Data about recreational fisheries are scarce in many areas of the world. In the absence of monitoring data collected in situ, alternative data sources, such as digital applications and social media platforms, have the potential to produce valuable insights. Yet, the potential of social media for drawing insights about recreational fisheries is still underexplored. In this study, we applied data mining on YouTube videos to better understand recreational fisheries targeting common dentex (Dentex dentex), an iconic species of Mediterranean recreational fisheries. We chose this model species because of ongoing controversies about the relative impact of recreational angling and recreational spearfishing on its conservation status. In Italy alone, from 2010 to 2016 recreational spearfishers posted 1051 videos compared to 692 videos posted by recreational anglers. Only the upload pattern of spearfishing videos followed a seasonal pattern with peaks in July, suggesting seasonality of spearfishing catches of D. dentex – a trend not found for anglers. The average mass of the fish declared in recreational angling videos (6.43 kg) was significantly larger than the one in spearfishing videos (4.50 kg).
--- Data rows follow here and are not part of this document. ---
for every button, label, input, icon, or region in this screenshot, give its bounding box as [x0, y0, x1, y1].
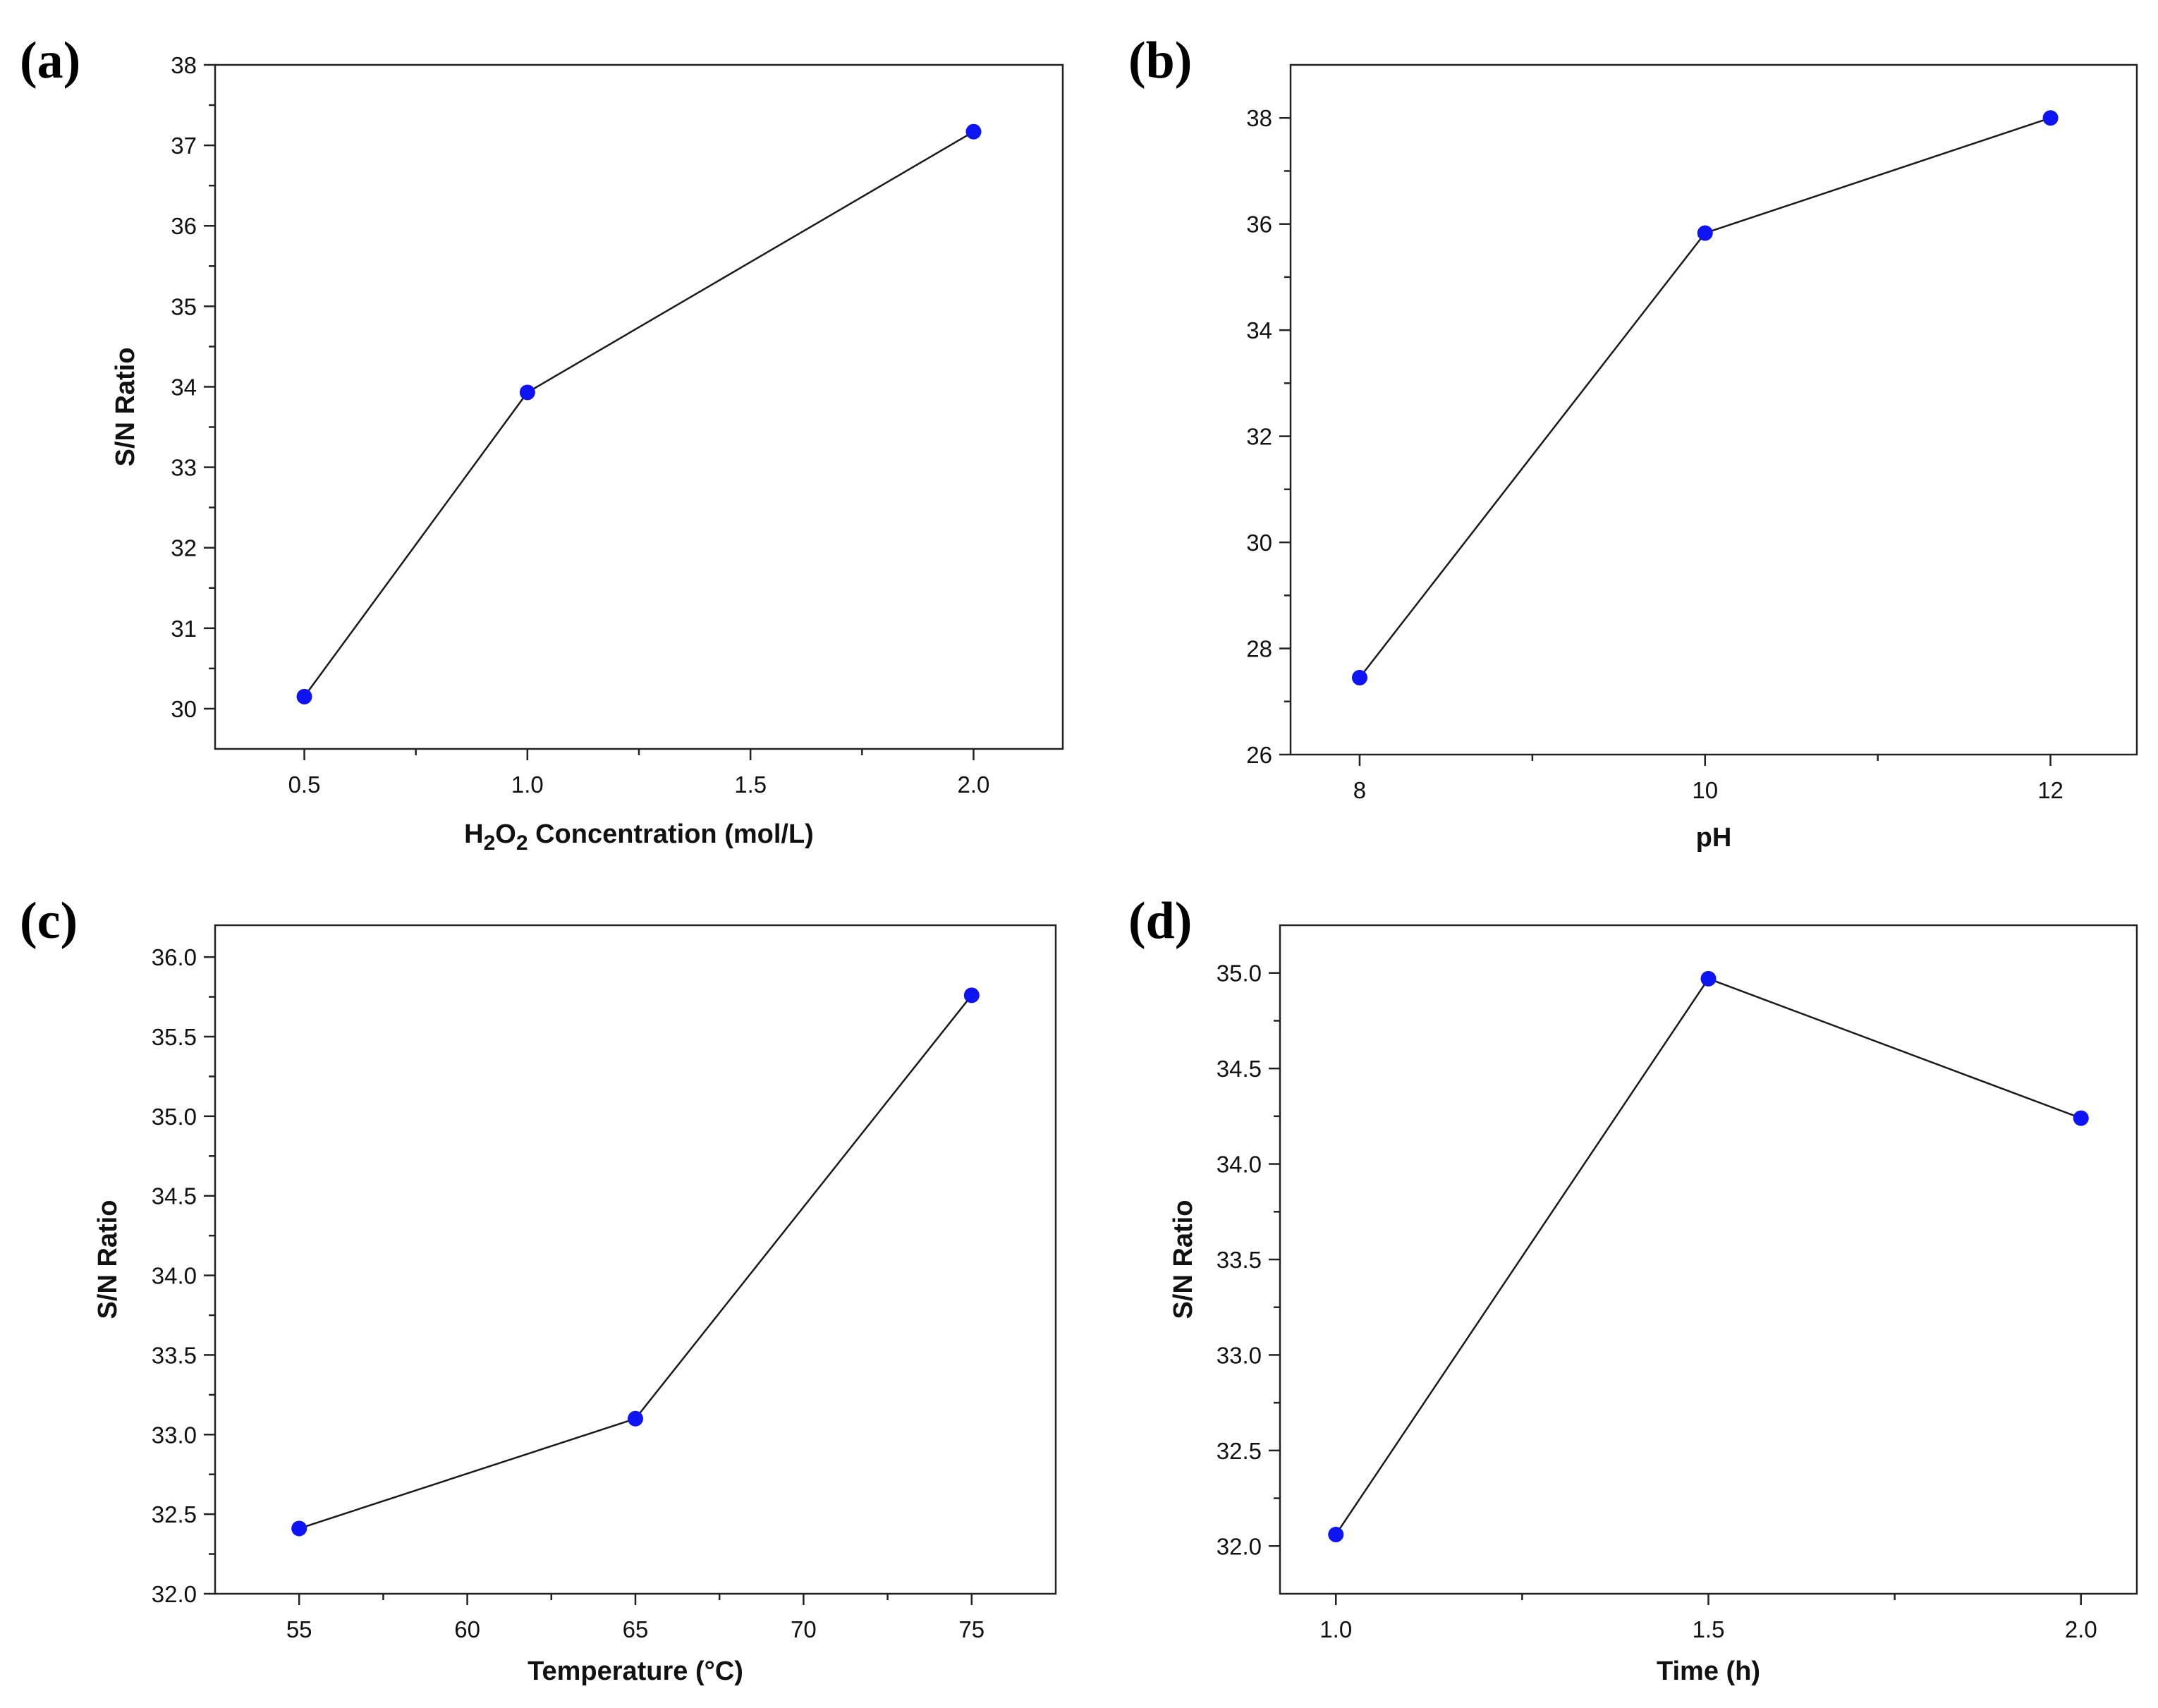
data-point — [296, 688, 312, 704]
y-axis-title: S/N Ratio — [111, 348, 140, 467]
plot-frame — [1279, 924, 2138, 1595]
y-tick-label: 32.5 — [152, 1501, 197, 1527]
series-line — [298, 994, 973, 1530]
panel-b: (b) 26 28 30 32 34 36 38 8 10 12 pH — [1128, 32, 2138, 853]
y-axis-title: S/N Ratio — [93, 1200, 123, 1319]
y-tick-label: 28 — [1246, 636, 1272, 662]
data-point — [1328, 1527, 1344, 1543]
x-axis-title: H2O2 Concentration (mol/L) — [464, 819, 814, 855]
y-tick-label: 38 — [171, 52, 197, 78]
y-tick-label: 33 — [171, 455, 197, 481]
y-tick-label: 35.0 — [1217, 960, 1262, 987]
y-tick-label: 35.5 — [152, 1024, 197, 1050]
x-tick-label: 10 — [1692, 777, 1718, 803]
y-tick-label: 26 — [1246, 742, 1272, 768]
y-tick-label: 35 — [171, 293, 197, 319]
x-tick-label: 1.0 — [511, 771, 544, 798]
plot-frame — [1289, 63, 2138, 756]
data-point — [1351, 669, 1367, 685]
panel-label-a: (a) — [20, 32, 80, 90]
y-tick-label: 32.0 — [1217, 1533, 1262, 1559]
x-tick-label: 75 — [958, 1616, 984, 1642]
y-tick-label: 30 — [171, 696, 197, 722]
y-tick-label: 36.0 — [152, 944, 197, 970]
x-tick-label: 8 — [1353, 777, 1366, 803]
x-tick-label: 65 — [623, 1616, 649, 1642]
y-tick-label: 32.5 — [1217, 1438, 1262, 1464]
data-point — [965, 123, 982, 140]
panel-a: (a) 30 31 32 33 34 35 36 37 38 0.5 1.0 1.5 2.0 H2O2 C… — [20, 32, 1064, 855]
y-tick-label: 34.0 — [1217, 1152, 1262, 1178]
data-point — [291, 1520, 307, 1537]
x-tick-label: 1.0 — [1319, 1616, 1352, 1642]
y-tick-label: 32 — [1246, 424, 1272, 450]
y-tick-label: 34 — [1246, 317, 1272, 343]
data-point — [2042, 110, 2059, 126]
panel-c: (c) 32.0 32.5 33.0 33.5 34.0 34.5 35.0 35.5 36.0… — [20, 892, 1057, 1686]
plot-frame — [214, 924, 1057, 1595]
panel-label-c: (c) — [20, 892, 78, 950]
y-tick-label: 37 — [171, 133, 197, 159]
y-tick-label: 30 — [1246, 530, 1272, 556]
y-tick-label: 35.0 — [152, 1104, 197, 1130]
data-point — [519, 384, 535, 401]
x-tick-label: 2.0 — [2065, 1616, 2097, 1642]
y-tick-label: 33.0 — [1217, 1342, 1262, 1368]
x-axis-title: Time (h) — [1657, 1657, 1760, 1686]
x-tick-label: 55 — [286, 1616, 312, 1642]
y-tick-label: 34.0 — [152, 1263, 197, 1289]
panel-d: (d) 32.0 32.5 33.0 33.5 34.0 34.5 35.0 1.0 1.5 2.… — [1128, 892, 2138, 1686]
y-tick-label: 34 — [171, 374, 197, 400]
data-point — [1697, 225, 1713, 241]
x-tick-label: 1.5 — [1693, 1616, 1725, 1642]
data-point — [628, 1410, 643, 1427]
series-line — [1359, 117, 2051, 678]
y-tick-label: 36 — [1246, 212, 1272, 238]
panel-label-b: (b) — [1128, 32, 1192, 90]
data-point — [1700, 970, 1717, 987]
y-tick-label: 34.5 — [152, 1183, 197, 1209]
data-point — [963, 987, 980, 1004]
x-tick-label: 2.0 — [958, 771, 990, 798]
y-tick-label: 38 — [1246, 105, 1272, 131]
y-tick-label: 32 — [171, 535, 197, 561]
x-tick-label: 12 — [2037, 777, 2063, 803]
panel-label-d: (d) — [1128, 892, 1192, 950]
x-tick-label: 1.5 — [734, 771, 767, 798]
y-tick-label: 33.5 — [1217, 1247, 1262, 1273]
x-tick-label: 0.5 — [288, 771, 321, 798]
series-line — [303, 130, 975, 697]
data-point — [2073, 1110, 2089, 1126]
y-tick-label: 32.0 — [152, 1581, 197, 1607]
y-axis-title: S/N Ratio — [1169, 1200, 1198, 1319]
y-tick-label: 33.0 — [152, 1422, 197, 1448]
series-line — [1335, 977, 2082, 1535]
x-axis-title: pH — [1696, 823, 1732, 853]
y-tick-label: 34.5 — [1217, 1056, 1262, 1082]
y-tick-label: 33.5 — [152, 1342, 197, 1368]
y-tick-label: 36 — [171, 213, 197, 239]
y-tick-label: 31 — [171, 616, 197, 642]
x-axis-title: Temperature (°C) — [528, 1657, 743, 1686]
x-tick-label: 60 — [454, 1616, 480, 1642]
x-tick-label: 70 — [791, 1616, 817, 1642]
Videos posted by recreational spearfishers received significantly more likes and comments than those posted by recreational anglers, suggesting that the social engagement among recreational spearfishers was stronger than in anglers. We also found that the mass of the fish positively predicted social engagement in recreational spearfishing videos, but not in videos posted by recreational anglers. This could be caused by the generally smaller odds of catching large D. dentex by spearfishing, possibly explaining why posting videos with particularly large specimen triggered larger social engagement by recreational spearfishers. Our case study demonstrates that data mining on YouTube can be a powerful tool to provide complementary data on controversial and data-poor aspects of recreational fisheries.